Oxford, 1938.
La noche sumerge en una interminable oscuridad a la ciudad inglesa de Oxford. La tenue luz eléctrica de las farolas alumbra lo suficiente para avistar una completa ausencia de viandantes en aquella zona.
Muy lejos, se oyen unos pasos que, conforme transcurren los minutos, son más estridentes. Junto a su lienzo, una joven pintora, de cabello negro como la fría noche y ojos verde esmeralda, se dispone en aquella avenida vacía de colores, almas y sonidos.

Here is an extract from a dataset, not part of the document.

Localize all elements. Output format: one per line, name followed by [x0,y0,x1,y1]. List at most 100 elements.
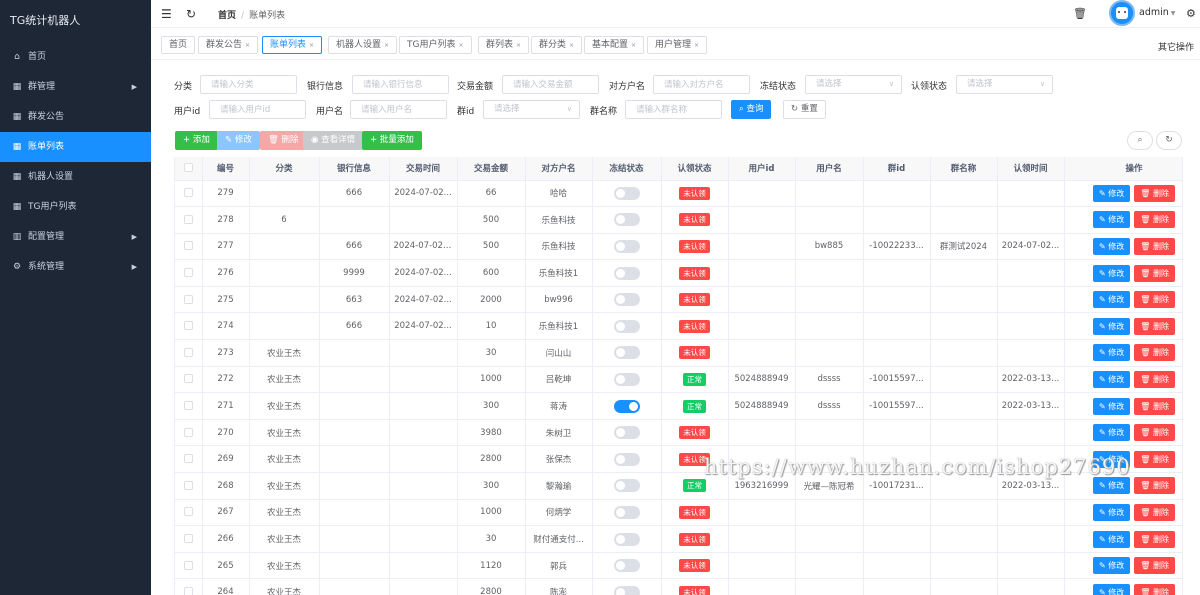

Permanece allí durante horas, en un completo silencio, y dirigiendo la mirada hacia un cielo ausente el cual arde en deseos de que la luz se haga.
Amanece y el horizonte se cubre de una gris neblina. La muchacha continúa en la misma posición, quieta y con los labios sellados.
De repente, un haz de luz traspasa un firmamento encapotado de nubes. Irremediablemente, la avenida se ilumina y comienza el matutino alboroto a causa del tránsito de cientos de ciudadanos.
Haciendo uso de su lápiz de grafito, la mujer se inicia en su obra. Una obra que reflejará la situación del momento y la de años venideros. Una obra que nunca verá la luz debido al negror de sucesos futuros, sucesos horribles a raíz de un tremendo fracaso humano. Una obra que presenciará el sufrimiento y las injusticias de un nefasto porvenir, y que será iniciada y finalizada en ese mismo lugar. Al frente, el Puente de los Suspiros de Oxford, fuente de inspiración de múltiples artistas callejeros.